KTLS with openssl 3.0 fail with error ENOTCONN(Transport endpoint is not connected)

Gaurav Jain <gaurav.jain@xxxxxxx> · Wed, 22 Dec 2021 10:23:42 +0000

Hi
Kernel Support for KTLS:

kernel version is 5.15

CONFIG_TLS=y

CONFIG_TLS_DEVICE=y

CONFIG_CRYPTO_TLS=y

Openssl:

$ ./ Configure enable-ktls linux-aarch64

$ make

Server

$ ./openssl version

OpenSSL 3.0.2-dev 14 Dec 2021 (Library: OpenSSL 3.0.0 7 sep 2021)

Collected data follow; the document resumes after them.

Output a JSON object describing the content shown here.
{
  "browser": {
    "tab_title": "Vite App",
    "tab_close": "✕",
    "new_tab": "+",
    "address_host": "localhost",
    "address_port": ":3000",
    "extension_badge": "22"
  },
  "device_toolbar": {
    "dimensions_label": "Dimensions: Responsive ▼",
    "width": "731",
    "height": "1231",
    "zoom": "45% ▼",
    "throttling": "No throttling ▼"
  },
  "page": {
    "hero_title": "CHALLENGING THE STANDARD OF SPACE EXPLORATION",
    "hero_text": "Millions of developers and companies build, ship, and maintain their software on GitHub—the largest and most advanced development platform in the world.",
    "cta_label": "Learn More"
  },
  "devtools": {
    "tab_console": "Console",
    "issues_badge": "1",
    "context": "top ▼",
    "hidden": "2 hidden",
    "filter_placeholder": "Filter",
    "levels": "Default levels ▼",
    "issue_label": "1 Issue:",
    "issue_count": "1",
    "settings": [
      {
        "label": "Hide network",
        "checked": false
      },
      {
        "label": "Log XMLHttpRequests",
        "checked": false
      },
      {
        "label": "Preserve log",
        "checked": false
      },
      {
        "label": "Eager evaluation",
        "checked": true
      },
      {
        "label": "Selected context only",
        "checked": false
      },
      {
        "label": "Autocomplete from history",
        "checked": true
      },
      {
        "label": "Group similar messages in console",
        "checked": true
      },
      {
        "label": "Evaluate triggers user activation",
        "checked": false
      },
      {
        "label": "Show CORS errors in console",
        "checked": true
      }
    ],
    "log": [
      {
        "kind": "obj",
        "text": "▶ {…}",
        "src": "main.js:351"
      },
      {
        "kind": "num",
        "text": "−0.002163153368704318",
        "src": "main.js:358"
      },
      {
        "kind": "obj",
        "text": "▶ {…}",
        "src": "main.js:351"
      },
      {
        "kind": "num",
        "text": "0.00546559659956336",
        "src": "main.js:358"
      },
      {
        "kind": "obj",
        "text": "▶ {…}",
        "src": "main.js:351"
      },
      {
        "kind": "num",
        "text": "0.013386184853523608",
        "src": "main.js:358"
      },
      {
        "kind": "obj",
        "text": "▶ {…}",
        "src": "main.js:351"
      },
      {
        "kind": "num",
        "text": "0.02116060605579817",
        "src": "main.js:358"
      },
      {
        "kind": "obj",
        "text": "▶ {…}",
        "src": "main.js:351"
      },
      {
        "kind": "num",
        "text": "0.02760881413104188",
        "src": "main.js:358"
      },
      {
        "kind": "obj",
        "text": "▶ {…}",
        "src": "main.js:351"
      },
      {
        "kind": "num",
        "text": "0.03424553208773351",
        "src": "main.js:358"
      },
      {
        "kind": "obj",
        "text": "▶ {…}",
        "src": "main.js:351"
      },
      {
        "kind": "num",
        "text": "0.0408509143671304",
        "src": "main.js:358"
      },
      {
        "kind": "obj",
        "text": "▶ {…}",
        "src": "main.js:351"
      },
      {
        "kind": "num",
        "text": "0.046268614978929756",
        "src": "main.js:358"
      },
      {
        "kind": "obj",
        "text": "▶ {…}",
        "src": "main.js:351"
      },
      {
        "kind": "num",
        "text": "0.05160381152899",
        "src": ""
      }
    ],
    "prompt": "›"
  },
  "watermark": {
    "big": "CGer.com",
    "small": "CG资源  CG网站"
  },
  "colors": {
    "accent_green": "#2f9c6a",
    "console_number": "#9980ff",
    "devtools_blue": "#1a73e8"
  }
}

$ ./openssl s_server -key rsa.key -cert server.pem -accept 443

error

file: crypto/bio/bio_sock2.c

function: BIO_socket()

ktls_enable(sock); failed with ENOTCONN error

setsockopt failed, 107, Transport endpoint is not connected

server logs( added some debug logs)

root@imx8mmevk:~# ./openssl s_server -key rsa.key -cert server.pem -accept 443

sk->sk_state != TCP_ESTABLISHED (log added in kernel net/tls/tls_main.c)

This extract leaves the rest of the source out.